It takes four days to trek the Inca trail to the lost city of Macchu Picchu. The only water available to wash is ice cold, it rains most of the time in summer, it is cold sleeping under a tent at altitude, not to mention the blisters on my feet and aches in my knees. Yet I would not have missed it for all the Inca gold. Maybe you had to be there.
Or maybe it was the vistas of the snowy peaks, the exhilaration of climbing 4,000ft to the 15,000ft high “dead women pass” (or the relief of not being one of those dead women), the glimpse of a humming bird drinking a flower’s nectar, the wild orchids in their natural environment in the cloud forest, the Inca cities with pretty names such as “Forever Young” (Winay Wayna) or “Town above the Clouds” (Phuyupatamarca) along the way.
The last day began with an early rise at 4am to make it to Intipunku, the Sun Gate, by 7am. We sat there for a few minutes as the sun rose, but all we could see was fog. All of a sudden, the mist released its grasp and Macchu Picchu appeared in all its splendor and mystery, inviting us to walk the last hour to meet it. By 10am, when the first bus arrived loaded with day trippers, Macchu Picchu had shrouded itself in mist again.
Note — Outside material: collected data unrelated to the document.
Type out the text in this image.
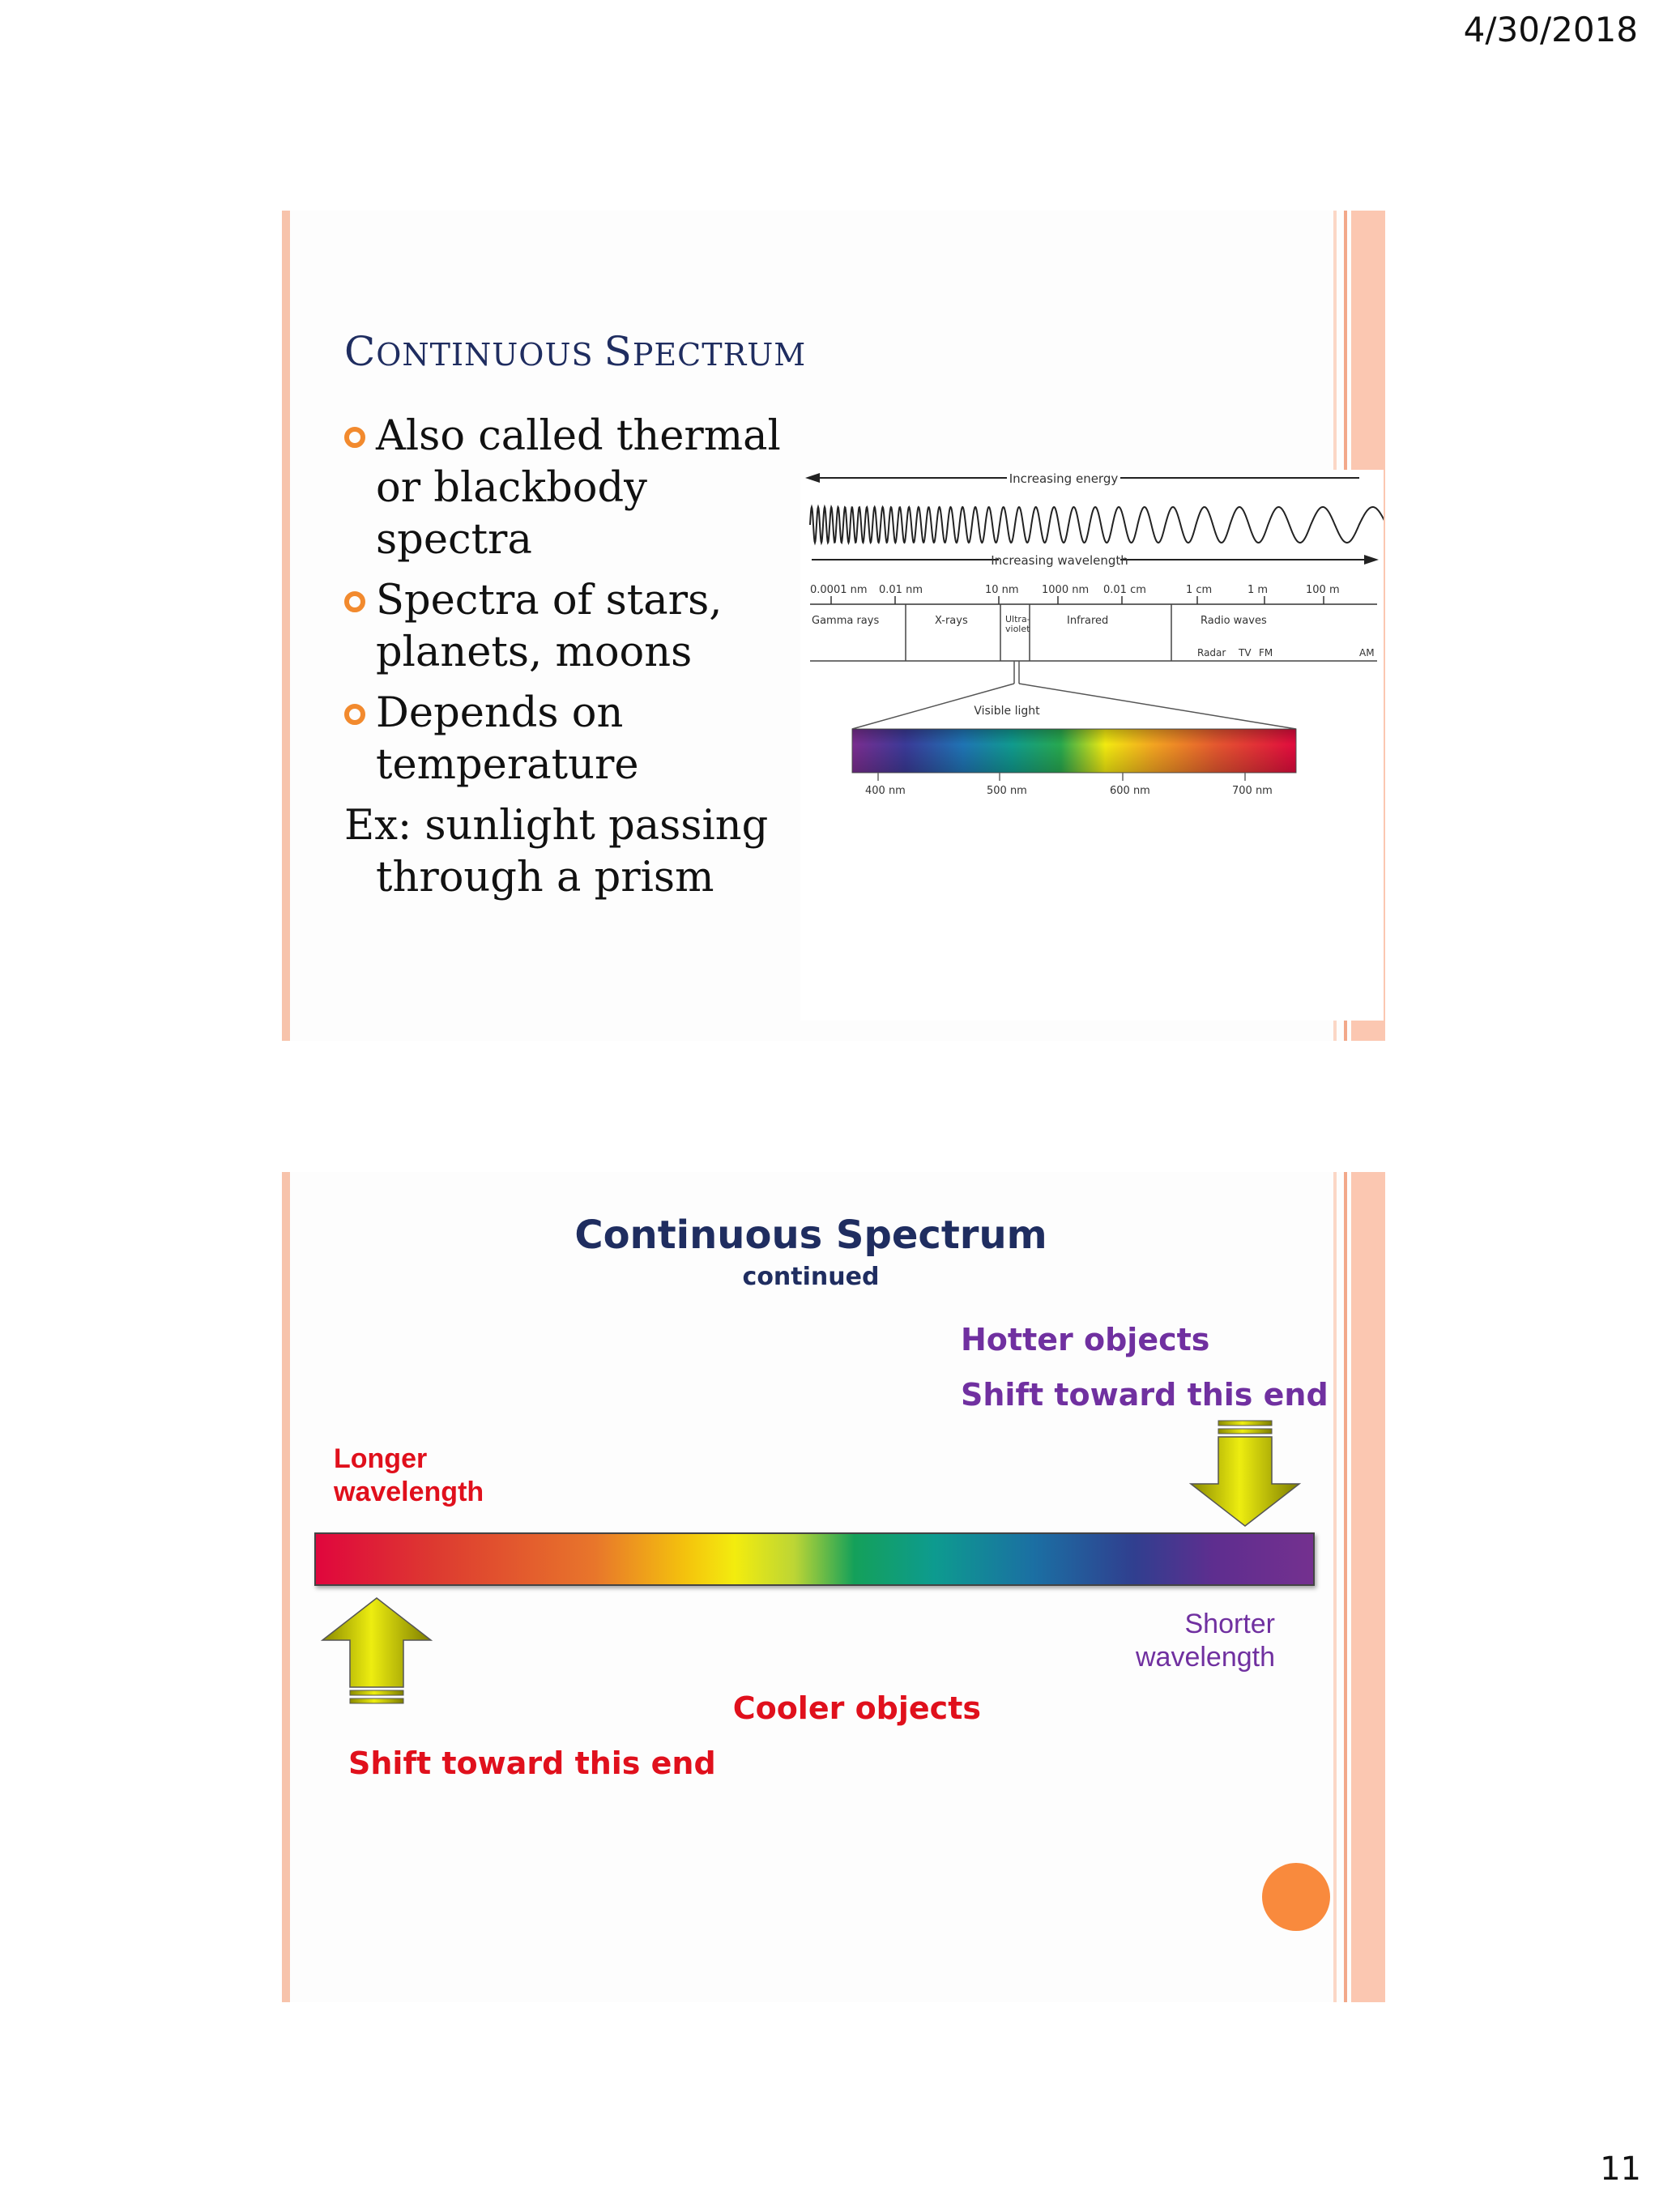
4/30/2018
CONTINUOUS SPECTRUM
Also called thermal or blackbody spectra
Spectra of stars, planets, moons
Depends on temperature
Ex: sunlight passing through a prism
Increasing energy
Increasing wavelength
0.0001 nm 0.01 nm	10 nm 1000 nm 0.01 cm	1 cm	1 m	100 m
Gamma rays	X-rays	Ultra-
violet
Infrared	Radio waves
Radar TV FM	AM
Visible light
400 nm	500 nm	600 nm	700 nm
Continuous Spectrum
continued
Hotter objects
Shift toward this end
Longer
wavelength
Shorter
wavelength
Cooler objects
Shift toward this end
11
I completed my journey back in time with a visit to Cusco, the historical Inca capital. The Inca Museum is a good place to explore the lost civilization. The richly decorated artifacts bring to life the ingenuity of the Incas, while the mummies remind us of their sometimes gruesome death. When the Spaniards arrived in Peru in the 16th century, they rode horses, carried armor and firearms and brought writing and a new civilization. But the Inca walls are still standing in Cusco, whilst the Spaniards had to rebuild everything after each earthquake.
I am not the only French person staying in my hotel, one of my fellow countrymen is renting a room here too. When he asked at the reception if the French girl was around, they replied “the one who is white?” No-one seems to appreciate that I have acquired a tan since I first arrived in Peru!